Risk frameworks are not new but they provide a well-understood approach for how to mitigate issues such as data bias in AI. They typically involve aspects of identifying risks, assessing those risks, and mitigating risks based on assessment, monitoring, and review. AI systems are not static systems and are constantly in motion, processing data and producing results. Therefore, every aspect of the risk framework should also be continuously in motion. For this reason, data streaming, which is already a foundational technology in most AI systems, has a uniquely important role to play.
When applied appropriately, data streaming delivers data to the models. This data is contained in an immutable log that allows you to monitor and assess risk in real time, historically, and throughout the individual steps of the process. For example, an organization could use an event-driven architecture to examine customer interactions with a chatbot. If the chatbot consistently provides biased responses to certain groups or categories of prompts, the organization could quickly identify the issue and take mitigating action to address the chatbot's bias.
Speakers at our Public Sector Summit talked about the need to put more emphasis on data stewards, rather than just data owners, as a way to open up trusted access to data across organizations. Data stewards help to make data more discoverable and accessible and protect the data to ensure it gets used securely and effectively. Oftentimes, data owners may be more focused on protecting themselves and their organizations by keeping control of the data.

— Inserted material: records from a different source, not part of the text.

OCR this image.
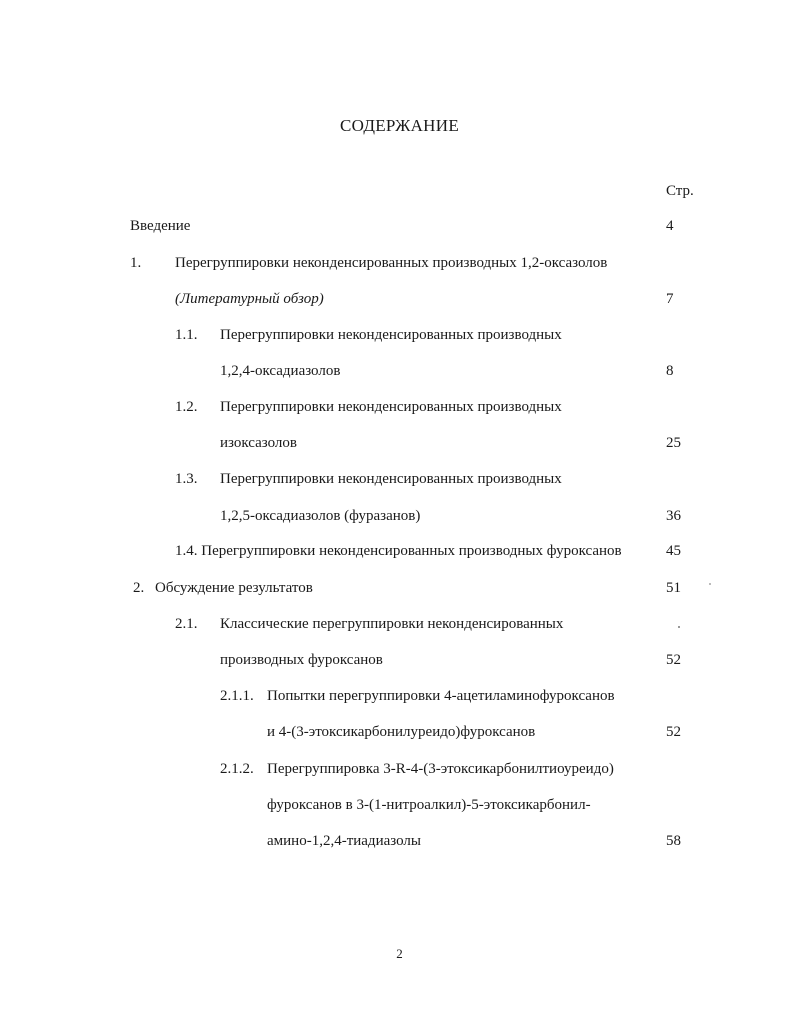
СОДЕРЖАНИЕ
Стр.
Введение	4
1. Перегруппировки неконденсированных производных 1,2-оксазолов
(Литературный обзор)	7
1.1. Перегруппировки неконденсированных производных
1,2,4-оксадиазолов	8
1.2. Перегруппировки неконденсированных производных
изоксазолов	25
1.3. Перегруппировки неконденсированных производных
1,2,5-оксадиазолов (фуразанов)	36
1.4. Перегруппировки неконденсированных производных фуроксанов	45
2. Обсуждение результатов	51
2.1. Классические перегруппировки неконденсированных
производных фуроксанов	52
2.1.1. Попытки перегруппировки 4-ацетиламинофуроксанов
и 4-(3-этоксикарбонилуреидо)фуроксанов	52
2.1.2. Перегруппировка 3-R-4-(3-этоксикарбонилтиоуреидо)
фуроксанов в 3-(1-нитроалкил)-5-этоксикарбонил-
амино-1,2,4-тиадиазолы	58
2
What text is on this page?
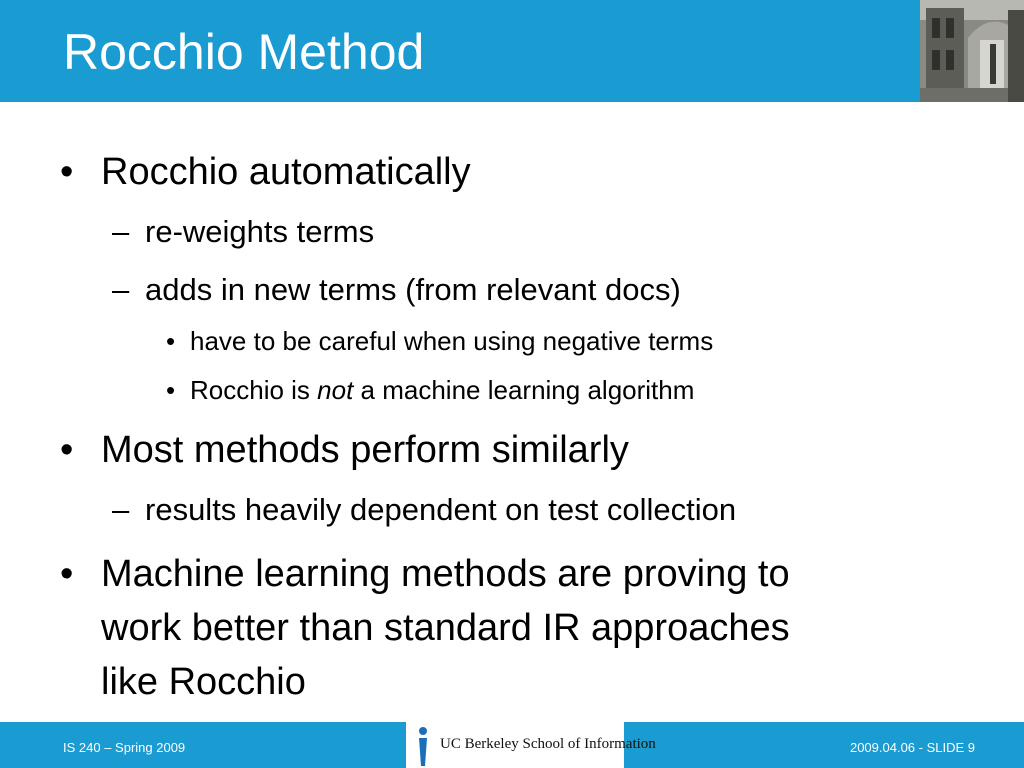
Rocchio Method
• Rocchio automatically
– re-weights terms
– adds in new terms (from relevant docs)
• have to be careful when using negative terms
• Rocchio is not a machine learning algorithm
• Most methods perform similarly
– results heavily dependent on test collection
• Machine learning methods are proving to
work better than standard IR approaches
like Rocchio
IS 240 – Spring 2009	UC Berkeley School of Information	2009.04.06 - SLIDE 9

While organizations often have people whose job it is to be a data steward, to open data up for AI, or any data-centric goal, more people need to see themselves as stewards of the data, willing to share it where it can make a real impact rather than hold it close so that no one can “mess with it.” Elizabeth Puchek, CDO of the U.S. Citizenship and Immigration Services pointed out that, “we are all data professionals.” The essence is that we all need to look at how to help our mission advance by being good stewards of the data.
One of the biggest fears of giving up “control” of data has to do with the fact that data without context can be misinterpreted and misused. It is critical that data is not taken out of context and that related data can be viewed together no matter how or where it is used. A data streaming approach ensures that the producer can not mutate historical data opaquely to a consumer, they can only update and provide new facts.
Without clean, trustworthy, up-to-date data, AI is useless. A data streaming approach builds a pipeline for the continual flow of data. Data streaming helps with the shift to stewardship because data is provided through a secure immutable log of events. This offers an evidentiary audit trail of how any model built on top of the data was constructed. Likewise, data streaming is often used to record the usage of data to help with provenance and lineage.